Hi, we need java /scala tokenizers bindings
hi, now we use pytorch in scala, we want to use tokenizers ,but now can not suit with rust, do we have plans to support scala bindings
Hey! There is https://github.com/sbrunk/tokenizers-scala which should not really be up to date but good enough. We've had requests for C/C++ bindings as well. I'd be happy here we could just automatically make them!
Hey! There is https://github.com/sbrunk/tokenizers-scala which should not really be up to date but good enough. We've had requests for C/C++ bindings as well. I'd be happy here we could just automatically make them!
I known this repo, but it can not download pretrained model and tokenizers , we need to make it reality
Hi! I'm new to this repository and I'm interested in the possibility of having Java/Scala bindings for the tokenizers library. I've noticed there are already Python and Node.js bindings in the bindings/ directory, and I'm curious about how feasible it would be to add Java/Scala support in a similar way.
As someone new to the project, I have some questions:
-
I see that both Python and Node.js bindings use Rust as the core implementation. Is this the standard approach for adding new language bindings? I'd like to understand the general architecture better.
-
What would be the first steps for someone new to contribute a new language binding? I'm particularly interested in:
- The basic structure needed (I see Cargo.toml, language-specific config files, tests, etc.)
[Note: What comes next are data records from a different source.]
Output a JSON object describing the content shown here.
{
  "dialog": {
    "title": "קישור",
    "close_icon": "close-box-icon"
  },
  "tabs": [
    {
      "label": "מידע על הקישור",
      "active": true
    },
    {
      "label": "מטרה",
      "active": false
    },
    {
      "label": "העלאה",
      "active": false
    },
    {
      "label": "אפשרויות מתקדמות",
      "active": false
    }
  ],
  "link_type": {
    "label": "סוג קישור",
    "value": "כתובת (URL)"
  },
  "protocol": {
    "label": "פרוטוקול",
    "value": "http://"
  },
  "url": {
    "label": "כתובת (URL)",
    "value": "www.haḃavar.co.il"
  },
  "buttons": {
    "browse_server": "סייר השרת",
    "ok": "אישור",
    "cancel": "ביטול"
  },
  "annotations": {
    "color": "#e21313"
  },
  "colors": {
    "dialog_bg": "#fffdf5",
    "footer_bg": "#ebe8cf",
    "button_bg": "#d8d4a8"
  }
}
- Any specific tools or approaches recommended for Java/Scala integration
- Common pitfalls to avoid
-
Are there any existing discussions or documentation about adding new language bindings that I should be aware of?
-
Would the team be open to mentoring or reviewing a contribution for Java/Scala bindings? I'm eager to learn and contribute, but would appreciate guidance on the best approach.
Thank you for your time! I'm excited to learn more about the project and potentially help add Java/Scala support.
Hi! I'm new to this repository and I'm interested in the possibility of having Java/Scala bindings for the tokenizers library. I've noticed there are already Python and Node.js bindings in the bindings/ directory, and I'm curious about how feasible it would be to add Java/Scala support in a similar way.
As someone new to the project, I have some questions:
I see that both Python and Node.js bindings use Rust as the core implementation. Is this the standard approach for adding new language bindings? I'd like to understand the general architecture better.
What would be the first steps for someone new to contribute a new language binding? I'm particularly interested in:
- The basic structure needed (I see Cargo.toml, language-specific config files, tests, etc.)
- Any specific tools or approaches recommended for Java/Scala integration
- Common pitfalls to avoid
Are there any existing discussions or documentation about adding new language bindings that I should be aware of?
Would the team be open to mentoring or reviewing a contribution for Java/Scala bindings? I'm eager to learn and contribute, but would appreciate guidance on the best approach.
Thank you for your time! I'm excited to learn more about the project and potentially help add Java/Scala support.
-
Recommendation to Use Rust Bindings It is recommended to use Rust bindings. You can refer to the project mentioned earlier. Essentially, you only need to implement any missing functionality based on its existing work. After all, Rust offers superior performance. Of course, you also have the option to develop purely in Scala 3 without relying on Rust or Python, but this would involve a significant amount of development work.
-
Additional Suggestions Regarding other aspects, I don't have much in-depth knowledge. You should try to communicate more with the official Transformers team. While I am unable to review your code, we can help test the effectiveness of your implementations. I highly recommend prioritizing the development of the Scala 3 version of Transformers, as this task is of great importance.
I greatly admire your abilities and convictions, and I look forward to seeing you make even greater contributions to Scala 3.
Hey! There is https://github.com/sbrunk/tokenizers-scala which should not really be up to date but good enough. We've had requests for C/C++ bindings as well. I'd be happy here we could just automatically make them!
Hi @ArthurZucker A low level C binding would allow people to easily bind further on thier side into other higher level languages like java, c++, ... The very first (baby?) step would be just to add few "#[no_mangle]" and "extern "C"" to some public rs functions/structs so that some keys symbols would be visible and unmangled in the final libtokenizers.rlib eg:
~/repos/tokenizers/tokenizers (main) $ nm target/release/libtokenizers.rlib | grep from_pretrained
nm: lib.rmeta: no symbols
Would you consider a PR ? Best